Remember how my last underbust corset started out as a mock-up? When I started the mock-up I already had the fabric I wanted to make the corset in. Those plans got delayed though, as I decided to just fully finish the mock-up. I’ve now finally finished the underbust it was supposed to be!

This was the fabric that inspired me:

olfa-003-JPG-6291

I slightly adapted the pattern from the last fit, making it a little smaller in the lower front section. Next was cutting out the fabric. This actually took quite some time, as I had a printed cotton I wanted to use, and I wanted to keep the image intact. It took some laying out (and laying out, and laying out), but I think it worked (after shifting everything about 5 times) and I even have quite some fabric left. Not knowing how I’d need to space the pieces I made sure to get enough. The final lay-out:

20160410_131017

As you can see in the image, both the left & right side are layed out here. I used the pattern pieces from the original underbust to fill the other side, the differences were quite small and this allowed me to see if I had enough fabric. Obviously, I used the correct ones for cutting out.

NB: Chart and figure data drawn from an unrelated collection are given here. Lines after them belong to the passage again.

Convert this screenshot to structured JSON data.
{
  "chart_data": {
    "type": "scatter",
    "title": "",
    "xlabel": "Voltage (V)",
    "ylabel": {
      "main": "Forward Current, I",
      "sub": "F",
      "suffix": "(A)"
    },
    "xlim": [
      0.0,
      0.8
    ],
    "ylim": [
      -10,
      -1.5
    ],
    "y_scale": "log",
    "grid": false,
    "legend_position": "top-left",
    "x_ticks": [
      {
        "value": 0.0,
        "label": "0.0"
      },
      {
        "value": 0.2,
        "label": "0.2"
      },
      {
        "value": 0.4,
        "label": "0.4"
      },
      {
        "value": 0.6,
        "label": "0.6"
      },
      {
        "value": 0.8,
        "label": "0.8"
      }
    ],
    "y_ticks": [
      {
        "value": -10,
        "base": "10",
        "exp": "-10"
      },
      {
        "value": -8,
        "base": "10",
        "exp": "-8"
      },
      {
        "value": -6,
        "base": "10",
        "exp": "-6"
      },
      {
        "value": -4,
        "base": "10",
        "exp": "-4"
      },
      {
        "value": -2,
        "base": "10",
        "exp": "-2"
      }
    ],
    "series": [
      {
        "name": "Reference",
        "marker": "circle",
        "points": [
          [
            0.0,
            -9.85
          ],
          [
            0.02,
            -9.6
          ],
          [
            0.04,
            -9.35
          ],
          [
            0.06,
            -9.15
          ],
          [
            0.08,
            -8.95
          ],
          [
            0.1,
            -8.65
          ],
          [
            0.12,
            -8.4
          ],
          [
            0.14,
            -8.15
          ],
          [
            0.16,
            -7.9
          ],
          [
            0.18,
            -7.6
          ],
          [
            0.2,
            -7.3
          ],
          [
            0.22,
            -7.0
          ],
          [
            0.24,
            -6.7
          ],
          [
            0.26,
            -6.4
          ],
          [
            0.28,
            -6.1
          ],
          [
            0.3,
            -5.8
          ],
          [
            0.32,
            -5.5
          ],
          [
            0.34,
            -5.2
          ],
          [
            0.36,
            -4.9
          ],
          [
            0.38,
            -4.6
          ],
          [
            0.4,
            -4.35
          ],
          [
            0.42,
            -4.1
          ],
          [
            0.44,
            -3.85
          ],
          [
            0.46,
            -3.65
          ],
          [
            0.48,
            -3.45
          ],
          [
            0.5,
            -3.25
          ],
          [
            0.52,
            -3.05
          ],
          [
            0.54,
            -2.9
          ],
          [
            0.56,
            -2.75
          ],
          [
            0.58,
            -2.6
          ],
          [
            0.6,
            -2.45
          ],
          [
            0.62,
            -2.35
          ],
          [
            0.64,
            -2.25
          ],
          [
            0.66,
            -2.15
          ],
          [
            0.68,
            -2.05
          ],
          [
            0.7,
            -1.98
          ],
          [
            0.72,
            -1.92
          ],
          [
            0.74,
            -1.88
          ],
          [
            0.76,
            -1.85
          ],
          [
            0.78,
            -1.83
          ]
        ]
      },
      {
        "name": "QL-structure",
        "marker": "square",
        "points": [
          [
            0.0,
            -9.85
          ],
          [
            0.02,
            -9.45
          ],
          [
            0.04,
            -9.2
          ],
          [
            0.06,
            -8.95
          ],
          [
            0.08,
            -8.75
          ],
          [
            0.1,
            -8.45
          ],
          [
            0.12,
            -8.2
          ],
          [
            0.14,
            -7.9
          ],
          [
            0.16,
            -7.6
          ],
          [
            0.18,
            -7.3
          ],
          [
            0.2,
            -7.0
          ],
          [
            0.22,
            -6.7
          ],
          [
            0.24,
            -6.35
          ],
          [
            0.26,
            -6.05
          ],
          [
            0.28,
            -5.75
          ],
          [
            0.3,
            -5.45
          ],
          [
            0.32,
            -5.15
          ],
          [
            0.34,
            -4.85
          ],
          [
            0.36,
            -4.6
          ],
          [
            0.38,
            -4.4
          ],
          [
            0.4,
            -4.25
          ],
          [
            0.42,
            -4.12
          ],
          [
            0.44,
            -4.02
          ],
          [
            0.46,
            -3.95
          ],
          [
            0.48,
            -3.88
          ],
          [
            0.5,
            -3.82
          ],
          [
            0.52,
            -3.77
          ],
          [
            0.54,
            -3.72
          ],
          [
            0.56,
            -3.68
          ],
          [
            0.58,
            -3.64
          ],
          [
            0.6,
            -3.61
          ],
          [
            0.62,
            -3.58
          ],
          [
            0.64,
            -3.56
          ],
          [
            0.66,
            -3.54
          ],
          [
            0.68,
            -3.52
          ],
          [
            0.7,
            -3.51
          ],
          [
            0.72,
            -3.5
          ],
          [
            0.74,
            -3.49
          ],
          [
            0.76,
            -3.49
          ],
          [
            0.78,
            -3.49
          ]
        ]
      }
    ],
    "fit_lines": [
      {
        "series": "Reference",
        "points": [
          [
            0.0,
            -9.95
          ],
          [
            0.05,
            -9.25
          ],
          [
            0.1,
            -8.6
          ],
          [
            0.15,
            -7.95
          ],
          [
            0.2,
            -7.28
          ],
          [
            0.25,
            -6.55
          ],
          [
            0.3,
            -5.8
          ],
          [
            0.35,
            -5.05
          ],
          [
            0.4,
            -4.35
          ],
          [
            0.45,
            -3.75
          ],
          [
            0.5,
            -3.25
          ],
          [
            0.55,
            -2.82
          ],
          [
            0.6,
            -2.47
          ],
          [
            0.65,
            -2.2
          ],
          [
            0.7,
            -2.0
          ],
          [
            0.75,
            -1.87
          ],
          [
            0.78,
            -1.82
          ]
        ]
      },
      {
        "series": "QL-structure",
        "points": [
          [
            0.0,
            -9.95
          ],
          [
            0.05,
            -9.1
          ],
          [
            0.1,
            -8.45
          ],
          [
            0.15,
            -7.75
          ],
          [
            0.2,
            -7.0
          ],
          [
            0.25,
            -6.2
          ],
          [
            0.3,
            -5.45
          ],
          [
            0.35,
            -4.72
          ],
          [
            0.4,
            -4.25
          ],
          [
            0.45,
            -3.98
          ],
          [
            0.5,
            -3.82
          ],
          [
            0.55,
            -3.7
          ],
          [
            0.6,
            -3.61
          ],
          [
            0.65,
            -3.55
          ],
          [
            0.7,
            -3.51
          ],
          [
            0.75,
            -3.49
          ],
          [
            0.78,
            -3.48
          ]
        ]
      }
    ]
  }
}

I didn’t take any pictures during construction this time, but I did try something new! (aside from the pattern-matching, because doing that for the first time was a perfect moment to try a new technique…). Previously I’ve used the ‘stitch-in-the-ditch’ method, using very wide seam allowances and folding them back on both sides to create channels, using bone-casings on the inside not following the seams and using bone-casings on the outside following the seams. For this corset, I used the welt-seam method, constructing it both layers at the same time front to back while enclosing the seam allowances between them. I think it worked okay, and I quite like the technique, although I’m not sure it’s best for pattern matching. It requires you to pin both the strength layer and the fashion layer at separate sides to the previous panel, which makes it a bit fiddly. It gives a very nice finish though! I used coutil (also a first, it’s a lot sturdier than previous corsets now!), and I didn’t line the corset as all the seams are nicely hidden.

I’m not 100% happy with how the pattern-matching turned out, but for a first try I think it worked okay. I was also too lazy to un-pick anything, as it’s only noticeable from up close where the matching is not perfect, so it’s entirely my own fault.

I do still really like the fabric for corsetry, and it was another good learning experience doing new things! Some images of the finished corset.

The front:

& the back:

IMG_7447

And laying flat (sort off). As you can see, it’s a lot smoother on me, but this shows off the pattern.